O Dicionário da Língua Portuguesa Contemporânea da Academia das Ciências de Lisboa (DA) explica que sequer se usa «com valor enfático em contexto negativo ou em orações condicionais, sendo parafraseável por "nem que seja/fosse", "(nem) ao menos"». Também o Dicionário Houaiss da Língua Portuguesa (DH) indica que uma das acepções de sequer corresponde a «pelo menos» e «ao menos», apresentando como atestação um contexto em que ocorre a negação («não vai sequer comer a sobremesa?».
Na frase apresentada pelo consulente, sequer não ocorre nem em contexto negativo nem dentro de uma oração condicional. Não temos, portanto, a possibilidade, pelo menos em português europeu, de substituir «ao menos» por «sequer». Esta substituição seria aceitável, de acordo com o DA, se a oração condicional exprimisse uma situação imaginária, como na sua adaptação em (1):
(1) Se continuassem sequer a existir zonas obscuras, poderíamos reflectir sobre a combinação explosiva entre a ética e o realismo, naquele 2 de setembro de 1939.
Ora sucede que o DH inclui, entre as acepções de sequer, uma que é classificada como arcaica, a de «ainda»: «ademais, vamos circundar sequer o istmo.»
Recuando no tempo, sabe-se que sequer (ou siquer significava em português antigo «pelo menos, até mesmo» (Joseph Huber, Gramática do Português Antigo, Lisboa, Fundação Calouste Gulbenkian, 1984, pág. 258), podendo inclusivamente ser usado em contextos afirmativos, ao que parece, com função conjuncional e com valor concessivo: «siquer [=embora] meus olhos verdes son» (cf.
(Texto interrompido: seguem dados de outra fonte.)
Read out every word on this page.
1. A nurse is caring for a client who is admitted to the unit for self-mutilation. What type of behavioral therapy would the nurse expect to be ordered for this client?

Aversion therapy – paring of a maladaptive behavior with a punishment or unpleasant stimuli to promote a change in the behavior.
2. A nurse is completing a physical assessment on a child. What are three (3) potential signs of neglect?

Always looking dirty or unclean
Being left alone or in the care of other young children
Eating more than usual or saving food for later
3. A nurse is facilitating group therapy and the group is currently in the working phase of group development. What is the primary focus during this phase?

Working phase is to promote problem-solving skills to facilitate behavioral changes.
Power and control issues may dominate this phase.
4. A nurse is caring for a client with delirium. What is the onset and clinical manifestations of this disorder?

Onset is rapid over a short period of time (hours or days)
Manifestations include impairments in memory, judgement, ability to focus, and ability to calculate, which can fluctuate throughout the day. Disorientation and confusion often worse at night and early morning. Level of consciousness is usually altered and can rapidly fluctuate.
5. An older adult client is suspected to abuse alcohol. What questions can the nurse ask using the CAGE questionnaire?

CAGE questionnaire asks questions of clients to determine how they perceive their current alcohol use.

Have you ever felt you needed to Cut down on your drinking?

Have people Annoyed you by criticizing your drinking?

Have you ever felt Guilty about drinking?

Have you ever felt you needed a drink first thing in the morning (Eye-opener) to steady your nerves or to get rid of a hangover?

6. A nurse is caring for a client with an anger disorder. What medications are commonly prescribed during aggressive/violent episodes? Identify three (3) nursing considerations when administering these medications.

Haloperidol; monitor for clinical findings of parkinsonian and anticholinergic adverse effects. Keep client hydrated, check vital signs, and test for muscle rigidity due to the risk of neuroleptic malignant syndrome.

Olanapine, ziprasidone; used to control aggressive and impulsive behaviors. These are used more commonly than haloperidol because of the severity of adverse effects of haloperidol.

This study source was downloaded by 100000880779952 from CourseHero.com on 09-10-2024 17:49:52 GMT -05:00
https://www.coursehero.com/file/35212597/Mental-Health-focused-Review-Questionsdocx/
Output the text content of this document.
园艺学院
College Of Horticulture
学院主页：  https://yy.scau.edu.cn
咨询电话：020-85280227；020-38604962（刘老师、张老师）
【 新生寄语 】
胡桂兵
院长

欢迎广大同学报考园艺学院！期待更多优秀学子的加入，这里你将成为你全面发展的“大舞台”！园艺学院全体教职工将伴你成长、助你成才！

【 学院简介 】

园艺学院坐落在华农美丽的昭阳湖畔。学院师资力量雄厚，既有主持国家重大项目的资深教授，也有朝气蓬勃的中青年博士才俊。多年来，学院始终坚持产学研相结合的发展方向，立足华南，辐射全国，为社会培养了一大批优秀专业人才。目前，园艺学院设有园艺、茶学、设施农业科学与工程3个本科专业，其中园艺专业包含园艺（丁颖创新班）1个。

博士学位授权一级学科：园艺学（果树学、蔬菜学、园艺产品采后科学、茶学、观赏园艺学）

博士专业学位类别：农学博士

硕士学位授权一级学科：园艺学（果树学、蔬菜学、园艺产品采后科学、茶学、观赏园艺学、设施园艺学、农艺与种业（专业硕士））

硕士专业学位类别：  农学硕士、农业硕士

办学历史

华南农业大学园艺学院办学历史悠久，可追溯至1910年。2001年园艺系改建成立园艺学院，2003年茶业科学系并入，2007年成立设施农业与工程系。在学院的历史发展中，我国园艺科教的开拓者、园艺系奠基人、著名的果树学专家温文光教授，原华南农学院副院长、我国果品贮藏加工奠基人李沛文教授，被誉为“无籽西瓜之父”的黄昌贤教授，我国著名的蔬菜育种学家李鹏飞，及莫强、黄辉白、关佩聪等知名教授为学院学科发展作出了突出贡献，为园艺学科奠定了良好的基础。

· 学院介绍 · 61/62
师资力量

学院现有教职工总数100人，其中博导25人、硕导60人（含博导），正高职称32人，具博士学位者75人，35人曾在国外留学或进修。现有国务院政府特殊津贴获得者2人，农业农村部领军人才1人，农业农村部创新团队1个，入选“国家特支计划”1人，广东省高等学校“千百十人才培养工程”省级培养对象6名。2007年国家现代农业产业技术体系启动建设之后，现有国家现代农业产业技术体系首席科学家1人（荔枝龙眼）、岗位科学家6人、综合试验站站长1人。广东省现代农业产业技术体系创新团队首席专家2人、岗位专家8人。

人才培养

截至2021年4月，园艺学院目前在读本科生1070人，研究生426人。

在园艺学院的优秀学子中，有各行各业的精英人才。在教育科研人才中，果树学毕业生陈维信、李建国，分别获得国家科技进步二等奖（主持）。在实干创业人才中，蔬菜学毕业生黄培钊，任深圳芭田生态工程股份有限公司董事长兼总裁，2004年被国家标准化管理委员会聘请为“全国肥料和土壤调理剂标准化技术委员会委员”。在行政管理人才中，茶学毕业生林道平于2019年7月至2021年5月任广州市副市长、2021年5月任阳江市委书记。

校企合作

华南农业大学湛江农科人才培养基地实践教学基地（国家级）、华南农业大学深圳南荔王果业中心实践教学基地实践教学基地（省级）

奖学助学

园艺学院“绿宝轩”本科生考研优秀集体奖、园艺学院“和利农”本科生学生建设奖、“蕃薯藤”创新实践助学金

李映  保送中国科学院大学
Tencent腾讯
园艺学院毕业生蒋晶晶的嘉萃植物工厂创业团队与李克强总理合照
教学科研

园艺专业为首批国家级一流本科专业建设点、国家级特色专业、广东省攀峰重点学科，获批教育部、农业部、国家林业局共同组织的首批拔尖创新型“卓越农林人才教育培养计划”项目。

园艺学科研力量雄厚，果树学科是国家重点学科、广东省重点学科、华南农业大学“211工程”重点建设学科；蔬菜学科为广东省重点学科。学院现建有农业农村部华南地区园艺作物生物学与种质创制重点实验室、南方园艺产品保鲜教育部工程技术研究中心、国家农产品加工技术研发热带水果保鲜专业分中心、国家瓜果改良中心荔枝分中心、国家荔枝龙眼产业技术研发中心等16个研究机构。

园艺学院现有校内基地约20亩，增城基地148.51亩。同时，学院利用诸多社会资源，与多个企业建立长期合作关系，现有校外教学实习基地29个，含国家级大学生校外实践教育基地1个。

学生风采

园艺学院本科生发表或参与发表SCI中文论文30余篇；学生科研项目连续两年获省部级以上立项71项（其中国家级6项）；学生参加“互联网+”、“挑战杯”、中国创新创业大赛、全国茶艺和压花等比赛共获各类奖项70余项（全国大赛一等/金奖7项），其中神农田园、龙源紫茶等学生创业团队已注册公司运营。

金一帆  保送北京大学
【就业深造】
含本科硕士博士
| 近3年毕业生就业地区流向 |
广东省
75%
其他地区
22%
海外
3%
Carolina Michaëlis de Vasconcelos, "Glossário do Cancioneiro da Ajuda" in Revista Lusitana, XXIII, 1920, pág. 85).
Estes dados sugerem, portanto, que sequer já teve valores próximos dos da locução ao menos mesmo em contexto afirmativo. Actualmente, não é assim: a relutância do consulente em usar sequer na frase em causa é bem indicativa da evolução semântica deste advérbio.